Dünyada siyasi mücadelenin en yoğun olduğu diğer bölge de Orta Asya’dır. Tabii “Ortaasya tabiri” sadece coğrafi bir tabir değildir. Siyasi bir tabirdir. Bu tabirin içinde Kafkasya da vardır. Önemi öncelikle zengin petrol, doğal gaz, uranyum, altın, maden yataklarının olmasından kaynaklanıyor. Önümüzdeki dönemde bu zenginlikleri ele geçirme mücadelesi iyice kızışacağa benziyor. Bölgeye ABD, İngiltere, Fransa girmeye çalışmaktadır. Ancak Rusya her ne kadar dünya çapında siyasi mücadeleden çekilmiş olsa da bu bölgeyi kendi bölgesi “arka bahçesi” olarak görmekte, “Askeri-Ekonomik-enerji-Güvenlik Doktrini’nin” kapsamında değerlendirmektedir. Bu ülkeler de Rusya’yı hesaba katmadan bölgede bir şey yapamayacaklarının bilincinde hareket etmekteler. Bölgede ayrıca Çin, Türkiye, İran, Pakistan da bulunmakta. Bu ülkeler de bölgenin o zenginliklerine ilgi duymaktalar. Şu anda mücadele, petrol ve doğalgaz boru hatları üzerinde yoğunlaşmaktadır. Rusya bunların üretimi hususunda fazla külfet altına girmemektedir. Aslında girememektedir. Zira bu iş ekonomik güce dayanır. Ancak kim üretirse üretsin, üretilen ürün tüketiciye taşınacaktır. İşte Rusya bu alanda etkin olup vanaları ve muslukları elinde tutmak istemektedir. Petrolün de doğal gazın da taşımacılığının, boru hatlarının kendi kontrollünde olmasını istemektedir. Diğer ülkeler de tabii bu alanda kendilerinin etkin olmasını istemekteler. Bölgedeki siyasi manevralar daha çok bu alanda yoğunlaşmış gözükmektedir.

Avrupa Bölgesi

Bu bölge, askeri ve ekonomik yönden güçlü olan devletlerin yoğun olmasından dolayı önem kazanıyor. ABD bu bölgede siyasi ve askeri nüfuz sağlayıp bölge ülkelerini kontrolde tutarsa dünyanın diğer yerlerinin nimetlerine de tek başına sahip olabileceğini böylece dünyanın tek lideri olacağını düşünüyor. Onun için bölgeye hakim olmak istiyor. Siyasi ve ekonomik rakiplerinin önünü kesmek, ayaklarına bu bölgede çelme takmak istiyor.

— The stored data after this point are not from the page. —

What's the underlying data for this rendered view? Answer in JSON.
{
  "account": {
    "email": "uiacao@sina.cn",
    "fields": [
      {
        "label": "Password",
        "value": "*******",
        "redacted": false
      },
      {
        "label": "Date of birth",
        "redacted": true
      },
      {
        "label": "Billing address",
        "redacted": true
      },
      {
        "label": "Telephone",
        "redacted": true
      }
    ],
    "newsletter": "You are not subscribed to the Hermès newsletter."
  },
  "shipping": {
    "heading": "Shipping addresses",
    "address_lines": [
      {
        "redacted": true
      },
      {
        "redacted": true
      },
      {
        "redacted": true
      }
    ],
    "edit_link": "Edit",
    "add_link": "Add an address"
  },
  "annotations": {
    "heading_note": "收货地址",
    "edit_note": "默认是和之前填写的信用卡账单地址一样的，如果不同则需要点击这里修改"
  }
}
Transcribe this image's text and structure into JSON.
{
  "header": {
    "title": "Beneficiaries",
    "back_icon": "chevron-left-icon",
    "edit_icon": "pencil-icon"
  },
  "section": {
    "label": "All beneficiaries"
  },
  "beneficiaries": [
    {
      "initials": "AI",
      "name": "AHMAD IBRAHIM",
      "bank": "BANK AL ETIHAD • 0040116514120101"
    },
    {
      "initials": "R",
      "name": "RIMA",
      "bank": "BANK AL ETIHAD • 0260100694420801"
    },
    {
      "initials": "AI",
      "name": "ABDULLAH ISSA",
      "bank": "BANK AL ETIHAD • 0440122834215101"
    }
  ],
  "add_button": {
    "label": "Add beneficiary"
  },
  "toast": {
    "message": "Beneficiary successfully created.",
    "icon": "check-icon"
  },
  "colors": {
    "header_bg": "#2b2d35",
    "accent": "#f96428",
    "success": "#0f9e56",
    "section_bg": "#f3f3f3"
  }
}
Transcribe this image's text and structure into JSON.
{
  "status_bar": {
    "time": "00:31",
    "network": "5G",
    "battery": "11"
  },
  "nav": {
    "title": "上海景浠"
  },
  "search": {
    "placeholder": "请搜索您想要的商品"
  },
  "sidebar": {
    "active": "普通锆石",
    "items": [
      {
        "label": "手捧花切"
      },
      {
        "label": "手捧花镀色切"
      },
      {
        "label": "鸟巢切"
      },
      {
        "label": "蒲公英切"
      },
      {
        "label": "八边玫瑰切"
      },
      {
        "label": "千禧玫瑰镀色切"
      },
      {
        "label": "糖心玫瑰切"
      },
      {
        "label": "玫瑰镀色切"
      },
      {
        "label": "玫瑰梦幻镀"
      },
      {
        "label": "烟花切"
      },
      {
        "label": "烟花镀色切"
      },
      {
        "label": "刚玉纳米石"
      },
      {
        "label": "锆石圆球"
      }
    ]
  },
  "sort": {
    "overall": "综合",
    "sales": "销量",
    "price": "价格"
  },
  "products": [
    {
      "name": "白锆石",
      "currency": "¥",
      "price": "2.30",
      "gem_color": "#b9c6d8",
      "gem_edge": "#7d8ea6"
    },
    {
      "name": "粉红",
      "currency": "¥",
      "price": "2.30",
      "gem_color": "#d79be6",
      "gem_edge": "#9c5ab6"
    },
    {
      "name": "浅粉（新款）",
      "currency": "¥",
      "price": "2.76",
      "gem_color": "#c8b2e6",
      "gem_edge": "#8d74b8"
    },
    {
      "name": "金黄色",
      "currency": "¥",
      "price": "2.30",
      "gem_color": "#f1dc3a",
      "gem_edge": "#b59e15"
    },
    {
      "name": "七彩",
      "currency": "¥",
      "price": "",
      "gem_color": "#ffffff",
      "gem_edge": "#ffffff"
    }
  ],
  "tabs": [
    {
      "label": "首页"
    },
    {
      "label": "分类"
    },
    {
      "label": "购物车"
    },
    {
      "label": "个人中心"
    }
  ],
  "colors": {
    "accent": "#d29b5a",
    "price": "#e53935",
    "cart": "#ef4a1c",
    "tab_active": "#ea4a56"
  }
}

Bu bölgedeki mücadelenin tezahür ettiği yer Balkanlardır. ABD, Balkanların jeolojik ve demografik yapısını bu hedefi doğrultusunda kullanmak istiyor. Zira Balkanlar, Avrupa’nın yumuşak karnıdır. Onun için ABD, karışıklıklar çıkartarak Avrupa’yı burada bunaltmak istemektedir. Ayrıca balkanlarda bir askeri üs kurmayı da hedeflemektedir. Böylelikle hem Avrupa’yı hem Rusya’yı hem de Türkiye’yi kontrolde tutmayı hedeflemektedir. Bosna-Hersek, Kosova meseleleri de buradaki siyasi mücadelenin manevralarıdır.

Afrika Bölgesi

Bu bölgedeki siyasi mücadele daha çok Kuzey-Afrika’da, Doğu-Afrika’da ve Güney-Afrika’da olmaktadır. Bölgenin zengin hammadde kaynakları hedef görülmektedir. Cezayir’deki olaylar, Eritre, Ethopya, Somalı, Sudan, Habeşistan, Nijerya gibi ülkelerdeki olaylar bu mücadelenin tezahürleridir.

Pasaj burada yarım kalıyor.